Question

A police party is chasing a dacoit in a jeep which is moving at a constant speed v. The dacoit is on a motorcycle. When he is at a distance x from the jeep, he accelerates from rest at a constant rate$\alpha $. Which of the following relations is true, if the police is able to catch the dacoit?
(a) ${v^2} \leqslant \alpha x$
(b ${v^2} \leqslant 2\alpha x$
(c) ${v^2} \geqslant 2\alpha x$
(d) ${v^2} \geqslant \alpha x$

Answer 1

Hint: The above problem can be solved by using the principle of kinematics. The police would catch the dacoit if the police cover the distance that is equal to the distance covered by the dacoit plus the initial distance between the car and jeep in the same duration.

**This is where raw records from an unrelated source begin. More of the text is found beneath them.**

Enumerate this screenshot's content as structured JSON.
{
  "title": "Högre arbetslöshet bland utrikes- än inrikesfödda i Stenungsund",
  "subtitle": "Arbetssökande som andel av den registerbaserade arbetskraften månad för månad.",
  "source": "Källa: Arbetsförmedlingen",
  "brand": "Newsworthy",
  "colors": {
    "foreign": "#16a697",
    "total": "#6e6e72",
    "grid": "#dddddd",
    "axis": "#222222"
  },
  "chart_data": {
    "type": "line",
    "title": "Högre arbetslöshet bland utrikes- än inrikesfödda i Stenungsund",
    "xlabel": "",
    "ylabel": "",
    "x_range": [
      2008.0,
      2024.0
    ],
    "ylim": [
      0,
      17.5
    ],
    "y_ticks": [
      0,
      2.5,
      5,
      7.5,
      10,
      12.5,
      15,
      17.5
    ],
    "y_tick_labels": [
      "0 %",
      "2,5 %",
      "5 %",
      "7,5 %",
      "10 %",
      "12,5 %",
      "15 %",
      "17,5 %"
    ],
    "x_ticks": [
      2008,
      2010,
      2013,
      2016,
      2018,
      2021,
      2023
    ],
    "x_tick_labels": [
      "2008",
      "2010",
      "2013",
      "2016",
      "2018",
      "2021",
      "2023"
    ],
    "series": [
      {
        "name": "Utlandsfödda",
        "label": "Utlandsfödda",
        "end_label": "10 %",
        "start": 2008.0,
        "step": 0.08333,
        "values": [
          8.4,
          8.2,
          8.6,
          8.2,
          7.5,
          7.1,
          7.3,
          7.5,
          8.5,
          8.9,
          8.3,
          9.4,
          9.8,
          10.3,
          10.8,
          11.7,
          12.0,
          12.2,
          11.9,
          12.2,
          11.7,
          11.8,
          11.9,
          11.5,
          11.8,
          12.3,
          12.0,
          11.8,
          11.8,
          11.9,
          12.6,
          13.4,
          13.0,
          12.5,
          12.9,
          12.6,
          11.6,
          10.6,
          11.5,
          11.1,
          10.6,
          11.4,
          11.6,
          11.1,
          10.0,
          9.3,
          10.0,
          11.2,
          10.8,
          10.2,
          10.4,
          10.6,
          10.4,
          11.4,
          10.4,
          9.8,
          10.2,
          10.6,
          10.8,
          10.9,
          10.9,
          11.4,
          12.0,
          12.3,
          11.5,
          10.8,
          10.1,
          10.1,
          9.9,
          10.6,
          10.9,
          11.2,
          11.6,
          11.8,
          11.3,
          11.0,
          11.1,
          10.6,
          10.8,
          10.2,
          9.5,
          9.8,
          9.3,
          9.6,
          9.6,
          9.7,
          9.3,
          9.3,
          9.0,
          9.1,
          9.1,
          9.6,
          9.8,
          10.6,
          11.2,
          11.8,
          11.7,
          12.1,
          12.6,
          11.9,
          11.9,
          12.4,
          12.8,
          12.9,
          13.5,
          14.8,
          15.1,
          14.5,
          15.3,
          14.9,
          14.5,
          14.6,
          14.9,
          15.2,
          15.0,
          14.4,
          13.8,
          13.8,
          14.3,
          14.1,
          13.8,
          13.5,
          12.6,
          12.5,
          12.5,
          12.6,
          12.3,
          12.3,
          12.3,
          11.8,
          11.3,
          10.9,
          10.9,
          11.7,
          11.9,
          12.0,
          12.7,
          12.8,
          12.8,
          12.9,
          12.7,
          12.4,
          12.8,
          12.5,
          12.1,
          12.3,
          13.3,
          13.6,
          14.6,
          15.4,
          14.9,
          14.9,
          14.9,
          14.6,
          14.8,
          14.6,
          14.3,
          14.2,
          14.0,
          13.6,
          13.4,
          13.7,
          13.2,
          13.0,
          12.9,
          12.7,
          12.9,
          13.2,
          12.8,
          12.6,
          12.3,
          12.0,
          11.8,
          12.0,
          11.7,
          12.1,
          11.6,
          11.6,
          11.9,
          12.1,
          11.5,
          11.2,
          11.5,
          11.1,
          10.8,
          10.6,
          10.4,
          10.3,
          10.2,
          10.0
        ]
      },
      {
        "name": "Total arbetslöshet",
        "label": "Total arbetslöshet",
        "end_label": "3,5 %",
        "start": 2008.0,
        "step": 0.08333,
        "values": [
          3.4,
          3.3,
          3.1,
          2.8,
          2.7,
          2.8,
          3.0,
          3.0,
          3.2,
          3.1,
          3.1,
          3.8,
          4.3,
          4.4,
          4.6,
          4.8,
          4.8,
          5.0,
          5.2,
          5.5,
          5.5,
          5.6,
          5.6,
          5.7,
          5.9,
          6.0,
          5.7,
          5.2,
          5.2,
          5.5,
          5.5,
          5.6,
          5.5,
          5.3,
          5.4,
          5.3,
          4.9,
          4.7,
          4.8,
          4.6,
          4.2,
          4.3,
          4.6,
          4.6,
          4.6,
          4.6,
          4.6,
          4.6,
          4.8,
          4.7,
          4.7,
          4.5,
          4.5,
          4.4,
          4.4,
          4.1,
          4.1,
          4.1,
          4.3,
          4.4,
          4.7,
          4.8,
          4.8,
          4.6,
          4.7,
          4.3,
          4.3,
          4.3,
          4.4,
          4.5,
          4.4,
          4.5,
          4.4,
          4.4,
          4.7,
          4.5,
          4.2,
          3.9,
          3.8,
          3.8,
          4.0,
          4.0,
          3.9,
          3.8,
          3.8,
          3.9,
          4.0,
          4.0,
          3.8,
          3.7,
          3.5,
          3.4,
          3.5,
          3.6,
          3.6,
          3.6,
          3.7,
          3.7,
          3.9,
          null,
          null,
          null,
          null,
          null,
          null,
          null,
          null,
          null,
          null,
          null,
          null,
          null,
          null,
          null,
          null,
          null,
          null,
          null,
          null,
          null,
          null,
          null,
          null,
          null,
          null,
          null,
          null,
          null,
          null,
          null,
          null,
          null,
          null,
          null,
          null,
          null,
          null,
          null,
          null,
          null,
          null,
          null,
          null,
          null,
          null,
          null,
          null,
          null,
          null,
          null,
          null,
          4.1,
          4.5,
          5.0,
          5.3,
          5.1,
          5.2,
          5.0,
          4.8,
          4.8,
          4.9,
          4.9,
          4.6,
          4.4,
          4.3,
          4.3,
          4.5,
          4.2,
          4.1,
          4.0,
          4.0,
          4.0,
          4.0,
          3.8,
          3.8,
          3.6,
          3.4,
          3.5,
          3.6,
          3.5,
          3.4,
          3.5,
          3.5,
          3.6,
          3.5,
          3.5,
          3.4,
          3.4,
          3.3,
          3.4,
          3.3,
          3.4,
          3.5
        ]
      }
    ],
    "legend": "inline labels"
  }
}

Complete step by step answer
Given: The speed of the dacoit is v, the initial distance between the jeep and motorcycle is x, the acceleration of the motorcycle is $\alpha $.
The distance covered by the dacoit on the motorcycle is given as:
$d = vt......\left( 1 \right)$
The distance covered by the jeep to catch the dacoit is given as:
$X = \dfrac{1}{2}a{t^2} + x......\left( 2 \right)$
Equate the equation (1) and equation (2) to find the required relation.
$X = d$
$\dfrac{1}{2}\alpha {t^2} + x = vt$
$\alpha {t^2} + 2x = 2vt$
$\alpha {t^2} - 2vt + 2x = 0......\left( 3 \right)$
The police catch the dacoit if the roots of the quadratic equation (3) are real and unequal. The discriminant of the quadratic equation for real and unequal roots is given as:
$D \geqslant 0$
The discriminant of the quadratic equation (3) is given as:
${\left( { - 2v} \right)^2} - 4\left( \alpha \right)\left( {2x} \right) \geqslant 0$
${v^2} - 2\alpha x \geqslant 0$
${v^2} \geqslant 2\alpha x$

Thus, the true relation for catching the dacoit is ${v^2} \geqslant 2\alpha x$ and the option (c) is the correct answer.

Note: The above problem can also be solved by using the concept of the relative motion. The dacoit can be assumed stationary at some separation and police moves relative to the dacoit.